Front Handspring on the Floor

Sunday, April 27th, 2008

When I went to coach at Bowling Green State University in 1996 I inherited 18 gymnasts and in turn 18 different ways to do a front handspring on floor.  I was amazed that we had just won the Olympics as a country in Atlanta yet these young ladies none of whom were below a Level 9 did not know how to do a good front handspring.  Below is a progression as to how we can all better teach the front handspring.

We are luckier today than in 1996 and before in that we have tumble traks to use to teach tumbling.  Unfortunately, the more advanced technology, at times, allows us to skip steps that are extremely important to a skill.  In this case kids can do many repetitions thinking they are being sucessful yet end up learning to do a front handspring finishing with the legs bent and or the head forward or arms forward or even down.

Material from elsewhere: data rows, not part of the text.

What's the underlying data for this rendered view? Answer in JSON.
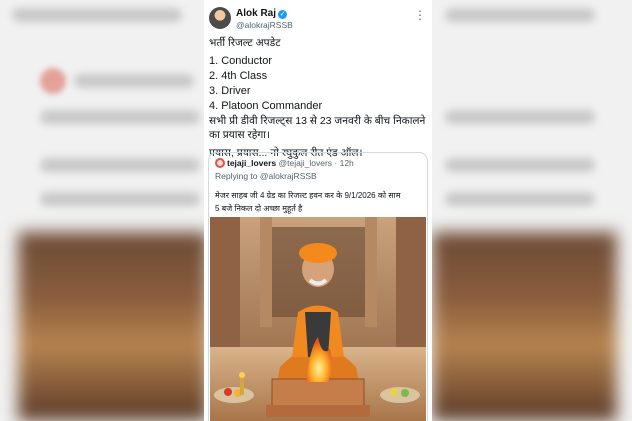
{
  "tweet": {
    "author_name": "Alok Raj",
    "author_handle": "@alokrajRSSB",
    "more_label": "⋮",
    "lines": [
      "भर्ती रिजल्ट अपडेट",
      "1. Conductor",
      "2. 4th Class",
      "3. Driver",
      "4. Platoon Commander",
      "सभी प्री डीवी रिजल्ट्स 13 से 23 जनवरी के बीच निकालने",
      "का प्रयास रहेगा।",
      "प्रयास, प्रयास... नो रघुकुल रीत एंड ऑल।"
    ]
  },
  "quoted": {
    "author_name": "tejaji_lovers",
    "author_handle": "@tejaji_lovers",
    "time": "· 12h",
    "reply_to": "Replying to @alokrajRSSB",
    "text_line1": "मेजर साहब जी 4 ग्रेड का रिजल्ट हवन कर के 9/1/2026 को साम",
    "text_line2": "5 बजे निकल दो अच्छा मुहूर्त है"
  },
  "colors": {
    "text": "#0f1419",
    "secondary": "#536471",
    "verified": "#1d9bf0",
    "border": "#cfd9de"
  },
  "icons": {
    "verified": "verified-badge-icon",
    "more": "more-options-icon"
  }
}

We must use basic concepts to teach these skills.  We should not lose sight of the fact that a front handspring is merely a front limber done quickly with a coordinated push off the ground with the arms through the shoulders.  And most of all it is important to emphasize the finish being with straight legs, in an arch, with arms overhead and head back.  This creates a slingshoot effect.  With the body acting as a bow bent and ready to release into the next skill. That skill would logically be a  front flip.